Me parecen bien estas declaraciones de difícil equidistancia, ya que respetar la libertad de expresión y de manifestación, como derechos humanos, no es compatible, al menos no lo es fácilmente, con el normal desarrollo de la carrera. Y ya no digamos, la falta de coherencia de Sánchez y del pueblo español, pues esa causa les parece justa (que lo es), pero la del pueblo catalán está claro que, para ellos, no lo es, y pueden limitar nuestros derechos de expresión y de manifestación, como hicieron con Meridiana Resisteix y otros grupos.

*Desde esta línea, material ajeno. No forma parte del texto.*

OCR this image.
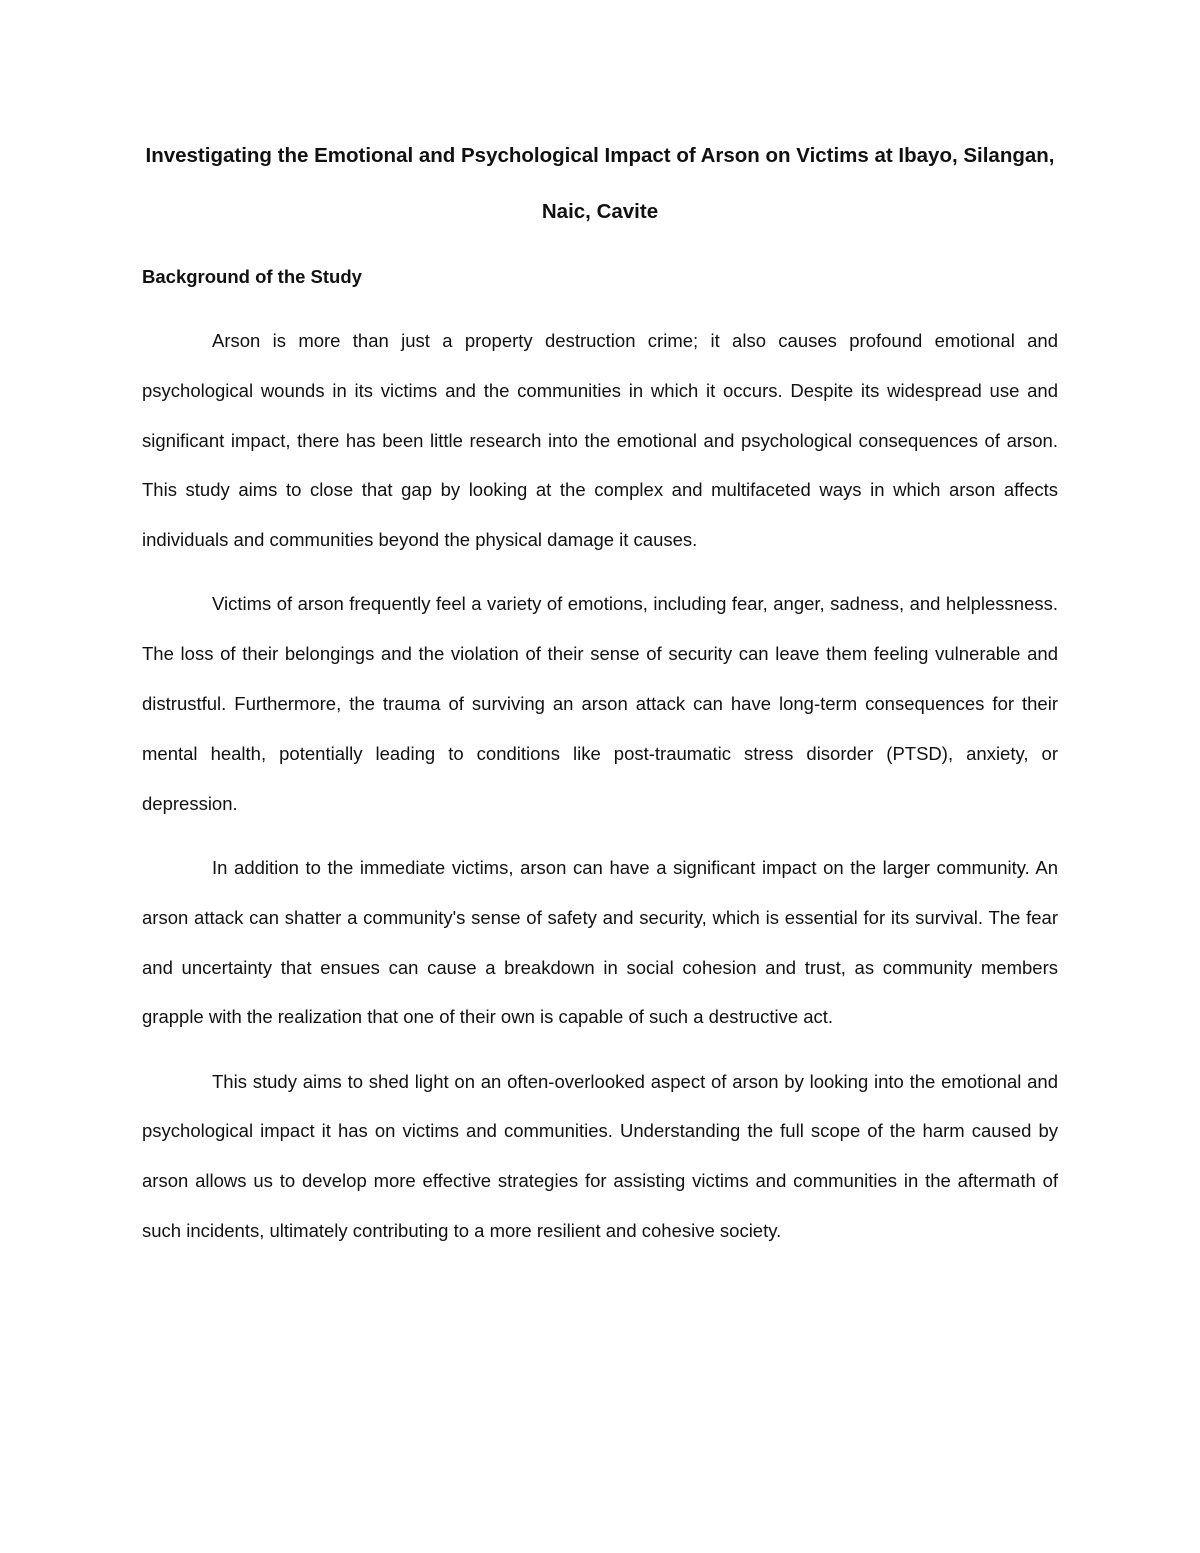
Investigating the Emotional and Psychological Impact of Arson on Victims at Ibayo, Silangan, Naic, Cavite
Background of the Study

Arson is more than just a property destruction crime; it also causes profound emotional and psychological wounds in its victims and the communities in which it occurs. Despite its widespread use and significant impact, there has been little research into the emotional and psychological consequences of arson. This study aims to close that gap by looking at the complex and multifaceted ways in which arson affects individuals and communities beyond the physical damage it causes.

Victims of arson frequently feel a variety of emotions, including fear, anger, sadness, and helplessness. The loss of their belongings and the violation of their sense of security can leave them feeling vulnerable and distrustful. Furthermore, the trauma of surviving an arson attack can have long-term consequences for their mental health, potentially leading to conditions like post-traumatic stress disorder (PTSD), anxiety, or depression.

In addition to the immediate victims, arson can have a significant impact on the larger community. An arson attack can shatter a community's sense of safety and security, which is essential for its survival. The fear and uncertainty that ensues can cause a breakdown in social cohesion and trust, as community members grapple with the realization that one of their own is capable of such a destructive act.

This study aims to shed light on an often-overlooked aspect of arson by looking into the emotional and psychological impact it has on victims and communities. Understanding the full scope of the harm caused by arson allows us to develop more effective strategies for assisting victims and communities in the aftermath of such incidents, ultimately contributing to a more resilient and cohesive society.
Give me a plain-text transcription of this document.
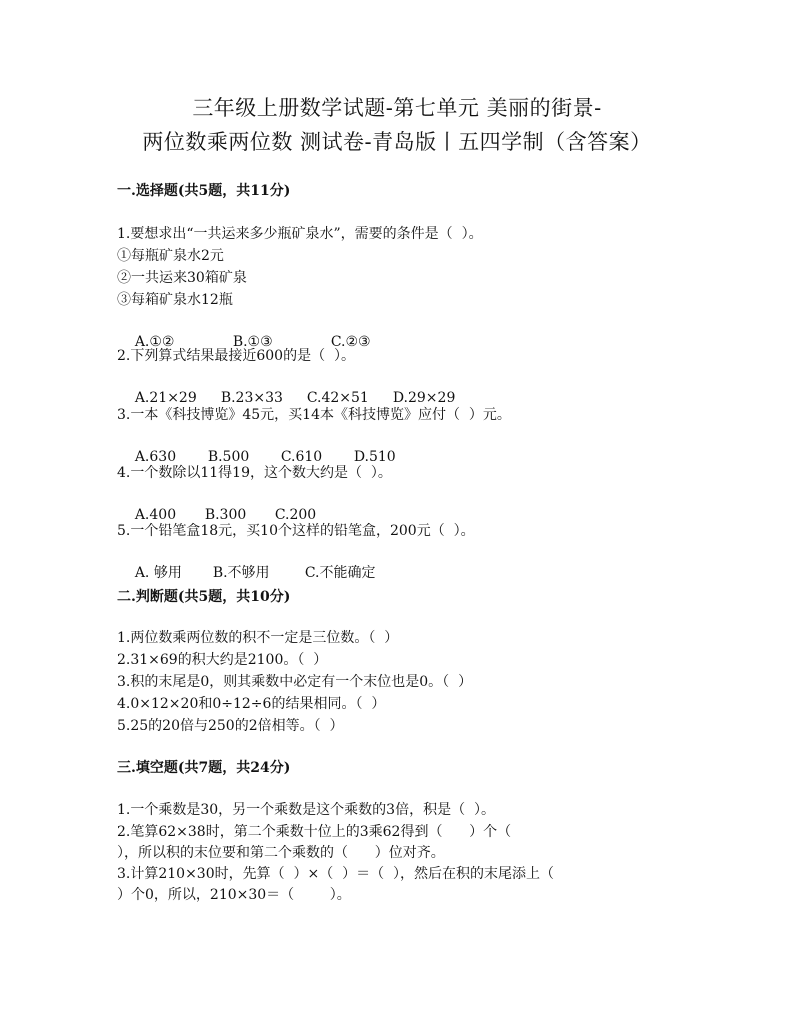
三年级上册数学试题-第七单元 美丽的街景-
两位数乘两位数 测试卷-青岛版丨五四学制（含答案）
一.选择题(共5题，共11分)
1.要想求出“一共运来多少瓶矿泉水”，需要的条件是（  ）。
①每瓶矿泉水2元
②一共运来30箱矿泉
③每箱矿泉水12瓶

A.①②	B.①③	C.②③

2.下列算式结果最接近600的是（  ）。

A.21×29 B.23×33 C.42×51 D.29×29

3.一本《科技博览》45元，买14本《科技博览》应付（  ）元。

A.630 B.500 C.610 D.510

4.一个数除以11得19，这个数大约是（  ）。

A.400 B.300 C.200

5.一个铅笔盒18元，买10个这样的铅笔盒，200元（  ）。

A. 够用 B.不够用	C.不能确定

二.判断题(共5题，共10分)
1.两位数乘两位数的积不一定是三位数。（  ）
2.31×69的积大约是2100。（  ）
3.积的末尾是0，则其乘数中必定有一个末位也是0。（  ）
4.0×12×20和0÷12÷6的结果相同。（  ）
5.25的20倍与250的2倍相等。（  ）
三.填空题(共7题，共24分)
1.一个乘数是30，另一个乘数是这个乘数的3倍，积是（  ）。
2.笔算62×38时，第二个乘数十位上的3乘62得到（      ）个（
），所以积的末位要和第二个乘数的（      ）位对齐。
3.计算210×30时，先算（  ）×（  ）＝（  ），然后在积的末尾添上（
）个0，所以，210×30＝（        ）。
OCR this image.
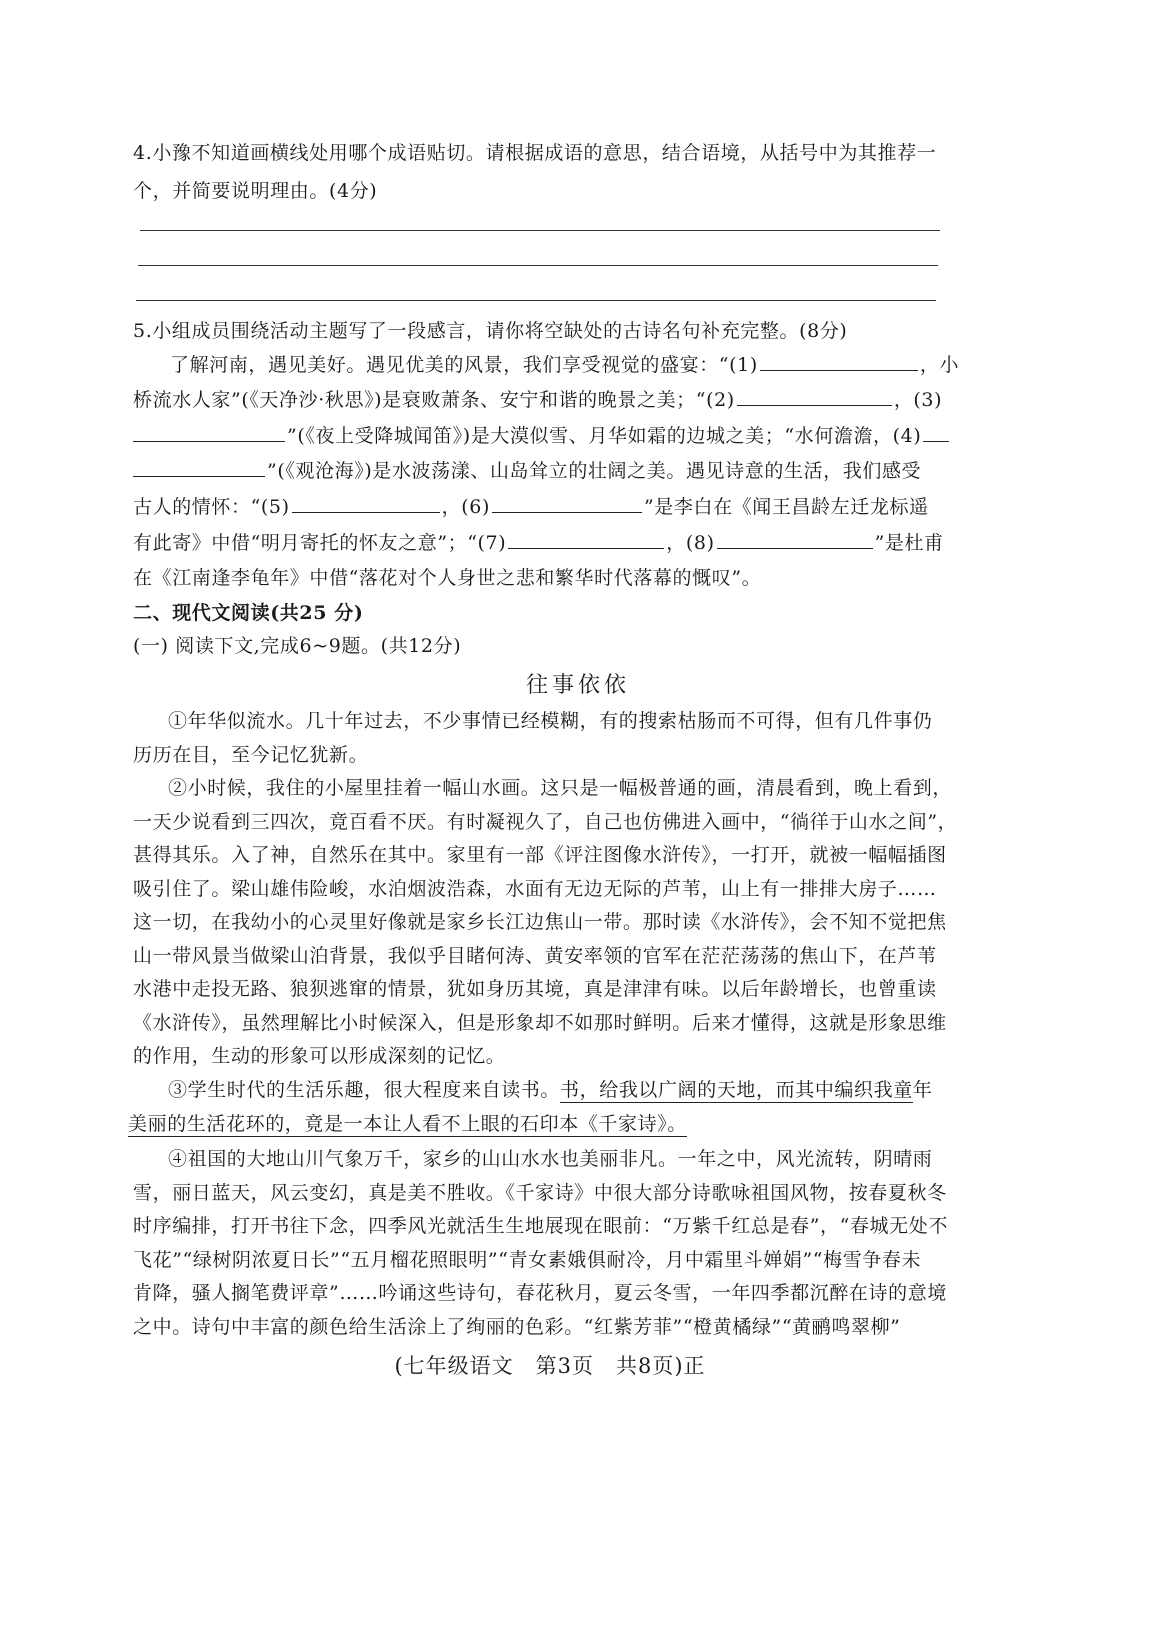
4.小豫不知道画横线处用哪个成语贴切。请根据成语的意思，结合语境，从括号中为其推荐一
个，并简要说明理由。(4分)
5.小组成员围绕活动主题写了一段感言，请你将空缺处的古诗名句补充完整。(8分)
了解河南，遇见美好。遇见优美的风景，我们享受视觉的盛宴：“(1)	，小
桥流水人家”(《天净沙·秋思》)是衰败萧条、安宁和谐的晚景之美；“(2)	，(3)
”(《夜上受降城闻笛》)是大漠似雪、月华如霜的边城之美；“水何澹澹，(4)
”(《观沧海》)是水波荡漾、山岛耸立的壮阔之美。遇见诗意的生活，我们感受
古人的情怀：“(5)	，(6)	”是李白在《闻王昌龄左迁龙标遥
有此寄》中借“明月寄托的怀友之意”；“(7)	，(8)	”是杜甫
在《江南逢李龟年》中借“落花对个人身世之悲和繁华时代落幕的慨叹”。
二、现代文阅读(共25 分)
(一) 阅读下文,完成6~9题。(共12分)
往事依依
①年华似流水。几十年过去，不少事情已经模糊，有的搜索枯肠而不可得，但有几件事仍
历历在目，至今记忆犹新。
②小时候，我住的小屋里挂着一幅山水画。这只是一幅极普通的画，清晨看到，晚上看到，
一天少说看到三四次，竟百看不厌。有时凝视久了，自己也仿佛进入画中，“徜徉于山水之间”，
甚得其乐。入了神，自然乐在其中。家里有一部《评注图像水浒传》，一打开，就被一幅幅插图
吸引住了。梁山雄伟险峻，水泊烟波浩森，水面有无边无际的芦苇，山上有一排排大房子……
这一切，在我幼小的心灵里好像就是家乡长江边焦山一带。那时读《水浒传》，会不知不觉把焦
山一带风景当做梁山泊背景，我似乎目睹何涛、黄安率领的官军在茫茫荡荡的焦山下，在芦苇
水港中走投无路、狼狈逃窜的情景，犹如身历其境，真是津津有味。以后年龄增长，也曾重读
《水浒传》，虽然理解比小时候深入，但是形象却不如那时鲜明。后来才懂得，这就是形象思维
的作用，生动的形象可以形成深刻的记忆。
③学生时代的生活乐趣，很大程度来自读书。书，给我以广阔的天地，而其中编织我童年
美丽的生活花环的，竟是一本让人看不上眼的石印本《千家诗》。
④祖国的大地山川气象万千，家乡的山山水水也美丽非凡。一年之中，风光流转，阴晴雨
雪，丽日蓝天，风云变幻，真是美不胜收。《千家诗》中很大部分诗歌咏祖国风物，按春夏秋冬
时序编排，打开书往下念，四季风光就活生生地展现在眼前：“万紫千红总是春”，“春城无处不
飞花”“绿树阴浓夏日长”“五月榴花照眼明”“青女素娥俱耐冷，月中霜里斗婵娟”“梅雪争春未
肯降，骚人搁笔费评章”……吟诵这些诗句，春花秋月，夏云冬雪，一年四季都沉醉在诗的意境
之中。诗句中丰富的颜色给生活涂上了绚丽的色彩。“红紫芳菲”“橙黄橘绿”“黄鹂鸣翠柳”
(七年级语文　第3页　共8页)正
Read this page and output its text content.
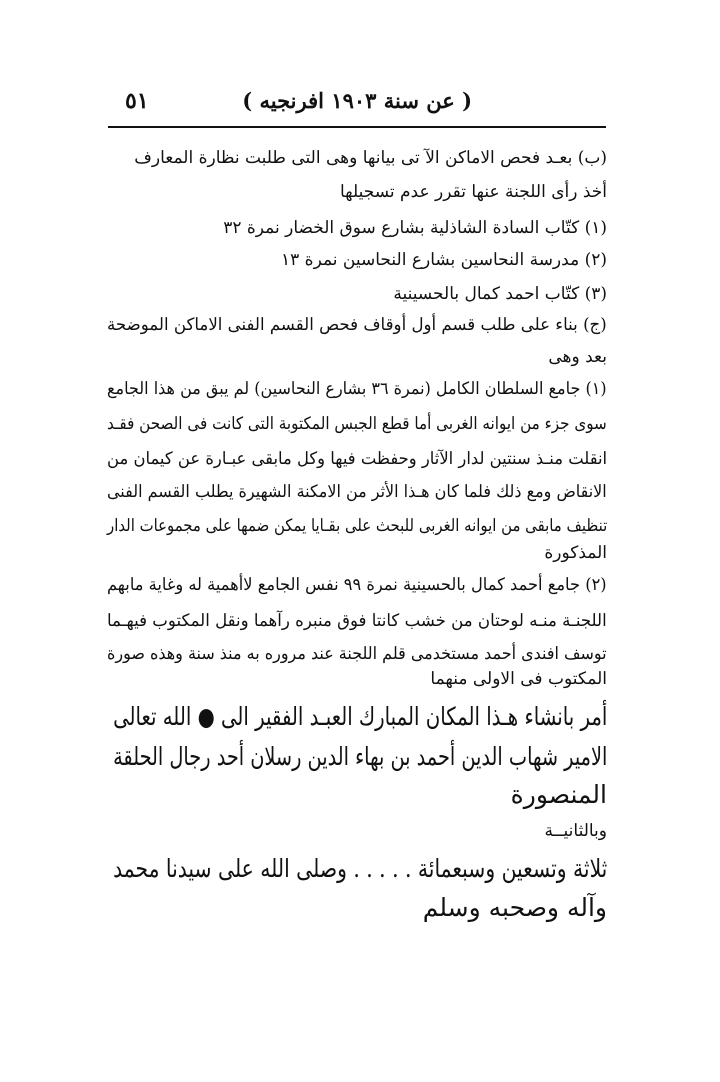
( عن سنة ١٩٠٣ افرنجيه )
٥١
(ب) بعـد فحص الاماكن الآ تى بيانها وهى التى طلبت نظارة المعارف
أخذ رأى اللجنة عنها تقرر عدم تسجيلها
(١) كتّاب السادة الشاذلية بشارع سوق الخضار نمرة ٣٢
(٢) مدرسة النحاسين بشارع النحاسين نمرة ١٣
(٣) كتّاب احمد كمال بالحسينية
(ج) بناء على طلب قسم أول أوقاف فحص القسم الفنى الاماكن الموضحة
بعد وهى
(١) جامع السلطان الكامل (نمرة ٣٦ بشارع النحاسين) لم يبق من هذا الجامع
سوى جزء من ايوانه الغربى أما قطع الجبس المكتوبة التى كانت فى الصحن فقـد
انقلت منـذ سنتين لدار الآثار وحفظت فيها وكل مابقى عبـارة عن كيمان من
الانقاض ومع ذلك فلما كان هـذا الأثر من الامكنة الشهيرة يطلب القسم الفنى
تنظيف مابقى من ايوانه الغربى للبحث على بقـايا يمكن ضمها على مجموعات الدار
المذكورة
(٢) جامع أحمد كمال بالحسينية نمرة ٩٩ نفس الجامع لاأهمية له وغاية مابهم
اللجنـة منـه لوحتان من خشب كانتا فوق منبره رآهما ونقل المكتوب فيهـما
توسف افندى أحمد مستخدمى قلم اللجنة عند مروره به منذ سنة وهذه صورة
المكتوب فى الاولى منهما
أمر بانشاء هـذا المكان المبارك العبـد الفقير الى ● الله تعالى
الامير شهاب الدين أحمد بن بهاء الدين رسلان أحد رجال الحلقة
المنصورة
وبالثانيــة
ثلاثة وتسعين وسبعمائة . . . . . وصلى الله على سيدنا محمد
وآله وصحبه وسلم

Volviendo al mensaje del president, mi opinión es que fue desafortunado, impreciso, e improcedente. Ahora bien, la mencionada respuesta de Gabriel Rufián (ERC) el diputado autor de otra famosa calumnia, la de las ‘155 monedas de plata’, me parece una respuesta desgraciada, maleducada e insultante, pues tutear al president legítimo en público, tacharlo de estar fuera de la realidad, de ser un desalmado, y de preocuparse principalmente por la pasta (el dinero), es vergonzante, y descalifica al ya descalificado Rufián, por lo que no voy a hacer perder el tiempo del lector, con más elucubraciones al respecto.
Y, en última instancia, espero que Binyamín Netanyahu y Yoav Galant (exministro de defensa), que están en búsqueda y captura de la Corte Penal Internacional, acaben siendo juzgados y condenados, más pronto que tarde; medida que satisfaría a muchos ciudadanos israelís, y de otros muchos países.